UVI's Dual Path Vortex Tube provides for intensive energy division and effective spot heating.

How the Dual Path Vortex Tube Works

Dual Path Vortex Tube Diagram

The Dual Path Vortex Tube (VT) is a specially designed cylindrical device with no moving parts.  In the Vortex Tube a high pressure gas expands in the unit’s tangential inlet nozzles down to the delivery pressure. While in the VT’s cylindrical part, the rotating low-pressure gas undergoes energy division (vortex phenomenon), forming two currents: the cold that is located in the VT’s center and the hot at the unit’s periphery, moving along the VT’s internal walls. The cold and the hot currents exit the VT separately as the cold and the hot outlets.

In the proprietary UVI Self-Heating Vortex Tube, the generated hot gas, prior to exiting the VT, is used to warm the unit inlet nozzles (spot heating) thus eliminating the likelihood of depressurizing gas freezing (self-heating provision).

Intensity of the vortex energy division depends on ratio of the VT inlet and outlet pressures and is not affected by the gas flow rate through the unit. The actual temperatures of the VT cold and hot outlet are expressed as follows:

T cold = T inlet - ∆T Joule-Thomson - ∆ T (vortex, cold);
T hot  =  T inlet - ∆T Joule-Thomson + ∆ T (vortex, hot).

A valve at the VT hot outlet is used to set a desirable ratio between the VT cold and hot outputs.

In operations with a Dual and a Single Path vortex tube an increase in Cp/Cv value of the working medium results in a greater vortex energy division in the feeding gas.

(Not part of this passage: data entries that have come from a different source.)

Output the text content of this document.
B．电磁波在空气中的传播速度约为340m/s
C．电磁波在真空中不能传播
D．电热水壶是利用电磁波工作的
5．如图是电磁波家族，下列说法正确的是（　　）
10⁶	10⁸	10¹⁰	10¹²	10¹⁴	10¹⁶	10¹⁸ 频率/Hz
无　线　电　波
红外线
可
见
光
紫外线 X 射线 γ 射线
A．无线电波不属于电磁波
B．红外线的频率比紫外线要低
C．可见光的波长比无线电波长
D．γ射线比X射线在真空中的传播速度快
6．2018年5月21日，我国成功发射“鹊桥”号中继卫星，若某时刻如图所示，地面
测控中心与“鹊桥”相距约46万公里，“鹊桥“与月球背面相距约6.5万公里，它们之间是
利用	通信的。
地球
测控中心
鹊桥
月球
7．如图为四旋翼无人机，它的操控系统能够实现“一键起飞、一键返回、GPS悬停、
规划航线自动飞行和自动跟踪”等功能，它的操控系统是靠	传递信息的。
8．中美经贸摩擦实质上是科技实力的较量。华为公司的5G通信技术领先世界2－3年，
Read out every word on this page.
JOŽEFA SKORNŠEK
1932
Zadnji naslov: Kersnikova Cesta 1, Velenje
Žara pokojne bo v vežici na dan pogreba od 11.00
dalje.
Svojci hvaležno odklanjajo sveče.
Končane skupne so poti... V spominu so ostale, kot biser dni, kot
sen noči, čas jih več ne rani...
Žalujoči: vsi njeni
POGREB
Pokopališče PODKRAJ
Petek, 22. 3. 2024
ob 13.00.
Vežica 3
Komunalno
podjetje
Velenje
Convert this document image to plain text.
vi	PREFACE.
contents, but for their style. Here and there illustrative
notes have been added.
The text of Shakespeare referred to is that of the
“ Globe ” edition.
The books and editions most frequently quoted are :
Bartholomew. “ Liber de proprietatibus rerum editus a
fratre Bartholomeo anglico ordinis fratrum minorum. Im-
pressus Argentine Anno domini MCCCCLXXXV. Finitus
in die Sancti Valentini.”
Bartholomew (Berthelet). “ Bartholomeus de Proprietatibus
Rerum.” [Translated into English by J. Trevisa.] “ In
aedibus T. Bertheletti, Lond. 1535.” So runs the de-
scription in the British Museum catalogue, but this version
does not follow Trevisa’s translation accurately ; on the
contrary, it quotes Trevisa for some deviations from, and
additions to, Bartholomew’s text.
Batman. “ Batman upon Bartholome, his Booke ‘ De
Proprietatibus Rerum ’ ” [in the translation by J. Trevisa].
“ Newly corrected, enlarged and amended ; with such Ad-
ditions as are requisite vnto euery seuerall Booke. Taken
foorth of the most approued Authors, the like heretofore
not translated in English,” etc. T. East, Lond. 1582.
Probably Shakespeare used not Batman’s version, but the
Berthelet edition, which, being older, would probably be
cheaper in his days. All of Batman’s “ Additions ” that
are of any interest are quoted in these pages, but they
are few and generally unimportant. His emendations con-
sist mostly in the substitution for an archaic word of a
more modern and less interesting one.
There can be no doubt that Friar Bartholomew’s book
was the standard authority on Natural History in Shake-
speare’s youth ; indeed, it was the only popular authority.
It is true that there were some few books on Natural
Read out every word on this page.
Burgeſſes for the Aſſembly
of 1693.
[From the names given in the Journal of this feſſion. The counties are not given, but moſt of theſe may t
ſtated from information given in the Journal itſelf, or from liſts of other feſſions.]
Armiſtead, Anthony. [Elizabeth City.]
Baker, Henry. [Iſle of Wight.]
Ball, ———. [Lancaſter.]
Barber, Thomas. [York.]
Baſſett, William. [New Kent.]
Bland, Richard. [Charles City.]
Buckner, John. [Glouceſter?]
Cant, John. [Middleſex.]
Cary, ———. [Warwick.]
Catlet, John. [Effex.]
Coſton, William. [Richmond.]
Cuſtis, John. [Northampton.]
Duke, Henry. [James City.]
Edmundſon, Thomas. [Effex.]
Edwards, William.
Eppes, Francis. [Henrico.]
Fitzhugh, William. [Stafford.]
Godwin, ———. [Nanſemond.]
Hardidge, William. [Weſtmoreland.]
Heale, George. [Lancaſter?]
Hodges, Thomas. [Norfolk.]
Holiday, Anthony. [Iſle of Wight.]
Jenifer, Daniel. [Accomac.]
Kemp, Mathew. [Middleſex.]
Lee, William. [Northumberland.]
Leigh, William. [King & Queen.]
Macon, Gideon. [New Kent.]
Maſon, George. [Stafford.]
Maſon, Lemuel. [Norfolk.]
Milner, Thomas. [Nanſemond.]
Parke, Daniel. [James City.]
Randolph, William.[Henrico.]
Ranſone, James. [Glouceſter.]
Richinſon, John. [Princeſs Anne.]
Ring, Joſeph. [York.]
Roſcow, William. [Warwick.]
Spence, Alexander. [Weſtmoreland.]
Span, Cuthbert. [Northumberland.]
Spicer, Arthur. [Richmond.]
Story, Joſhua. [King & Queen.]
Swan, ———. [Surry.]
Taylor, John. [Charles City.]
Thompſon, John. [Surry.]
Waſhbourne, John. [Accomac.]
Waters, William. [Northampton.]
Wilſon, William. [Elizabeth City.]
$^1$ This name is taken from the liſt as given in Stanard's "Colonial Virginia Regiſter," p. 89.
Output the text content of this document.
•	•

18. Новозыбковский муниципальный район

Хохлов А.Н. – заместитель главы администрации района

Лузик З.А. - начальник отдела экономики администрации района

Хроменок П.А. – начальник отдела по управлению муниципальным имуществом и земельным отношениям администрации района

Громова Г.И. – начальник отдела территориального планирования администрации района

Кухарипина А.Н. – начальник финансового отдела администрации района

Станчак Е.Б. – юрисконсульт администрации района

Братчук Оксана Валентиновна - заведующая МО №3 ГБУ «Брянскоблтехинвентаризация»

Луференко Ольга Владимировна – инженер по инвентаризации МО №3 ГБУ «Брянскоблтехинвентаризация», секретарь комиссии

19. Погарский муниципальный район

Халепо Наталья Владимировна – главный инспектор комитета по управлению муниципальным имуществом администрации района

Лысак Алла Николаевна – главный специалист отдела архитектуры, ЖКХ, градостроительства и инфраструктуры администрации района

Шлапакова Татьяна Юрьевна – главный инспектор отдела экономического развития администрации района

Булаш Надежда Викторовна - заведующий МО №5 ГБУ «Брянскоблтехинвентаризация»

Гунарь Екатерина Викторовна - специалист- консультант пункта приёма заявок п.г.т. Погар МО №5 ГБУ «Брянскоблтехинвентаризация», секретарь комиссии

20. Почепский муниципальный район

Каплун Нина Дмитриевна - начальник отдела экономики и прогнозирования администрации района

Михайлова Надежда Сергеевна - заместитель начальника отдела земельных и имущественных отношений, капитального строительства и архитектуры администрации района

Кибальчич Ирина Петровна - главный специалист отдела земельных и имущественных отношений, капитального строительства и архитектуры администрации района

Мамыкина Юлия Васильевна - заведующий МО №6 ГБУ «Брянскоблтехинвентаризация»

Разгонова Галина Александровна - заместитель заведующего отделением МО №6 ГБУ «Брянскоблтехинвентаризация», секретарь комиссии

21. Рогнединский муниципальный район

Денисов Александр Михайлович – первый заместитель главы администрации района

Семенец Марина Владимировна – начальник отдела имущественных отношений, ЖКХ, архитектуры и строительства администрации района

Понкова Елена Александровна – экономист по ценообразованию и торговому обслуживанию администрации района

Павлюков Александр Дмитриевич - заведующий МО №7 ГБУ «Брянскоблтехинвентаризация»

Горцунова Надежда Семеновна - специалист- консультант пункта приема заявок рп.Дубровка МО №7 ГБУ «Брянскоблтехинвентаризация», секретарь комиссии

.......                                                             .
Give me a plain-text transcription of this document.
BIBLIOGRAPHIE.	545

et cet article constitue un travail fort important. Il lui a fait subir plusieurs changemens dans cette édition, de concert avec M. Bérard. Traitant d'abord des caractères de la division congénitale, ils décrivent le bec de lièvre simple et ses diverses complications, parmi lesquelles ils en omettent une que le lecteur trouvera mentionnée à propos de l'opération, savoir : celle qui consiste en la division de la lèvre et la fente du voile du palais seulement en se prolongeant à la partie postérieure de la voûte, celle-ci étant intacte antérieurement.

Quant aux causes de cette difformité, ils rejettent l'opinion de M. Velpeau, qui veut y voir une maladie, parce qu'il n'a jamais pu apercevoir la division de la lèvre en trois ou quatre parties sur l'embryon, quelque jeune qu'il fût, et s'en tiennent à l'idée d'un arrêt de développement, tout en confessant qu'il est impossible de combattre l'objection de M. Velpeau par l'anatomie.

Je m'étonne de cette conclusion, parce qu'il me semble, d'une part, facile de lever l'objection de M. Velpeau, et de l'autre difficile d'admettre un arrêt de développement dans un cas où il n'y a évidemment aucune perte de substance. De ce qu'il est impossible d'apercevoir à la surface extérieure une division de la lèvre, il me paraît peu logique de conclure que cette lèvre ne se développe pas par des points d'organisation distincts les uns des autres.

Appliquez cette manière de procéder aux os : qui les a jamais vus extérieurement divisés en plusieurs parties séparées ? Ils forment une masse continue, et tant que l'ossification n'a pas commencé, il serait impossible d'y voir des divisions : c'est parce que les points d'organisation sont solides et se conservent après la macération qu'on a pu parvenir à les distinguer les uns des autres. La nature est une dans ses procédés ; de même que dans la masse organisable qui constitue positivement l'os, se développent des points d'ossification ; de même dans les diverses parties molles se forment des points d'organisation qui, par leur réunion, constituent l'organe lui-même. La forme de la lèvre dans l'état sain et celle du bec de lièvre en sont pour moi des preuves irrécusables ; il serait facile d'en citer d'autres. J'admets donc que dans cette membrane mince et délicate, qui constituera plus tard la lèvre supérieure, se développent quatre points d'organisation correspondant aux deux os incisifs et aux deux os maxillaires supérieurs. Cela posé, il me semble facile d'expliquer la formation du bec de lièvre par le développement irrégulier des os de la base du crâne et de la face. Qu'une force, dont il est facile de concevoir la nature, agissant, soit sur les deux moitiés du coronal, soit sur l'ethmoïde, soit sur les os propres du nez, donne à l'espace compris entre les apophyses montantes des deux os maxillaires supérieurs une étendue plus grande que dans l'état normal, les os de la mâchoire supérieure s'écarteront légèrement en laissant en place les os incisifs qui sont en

  • Pipeline Pressure Regulation Stations
  • Pressure To Power Technologies
  • Fuel gas conditioning at Power Plants
  • LNG Feed Precool
  • Well Head Gas Conditioning

Generally, in the course of Dual Stream Vortex Tube industrial applications with natural gas, there is the possibility to negate a Joule-Thomson temperature drop in an inlet high pressure flow.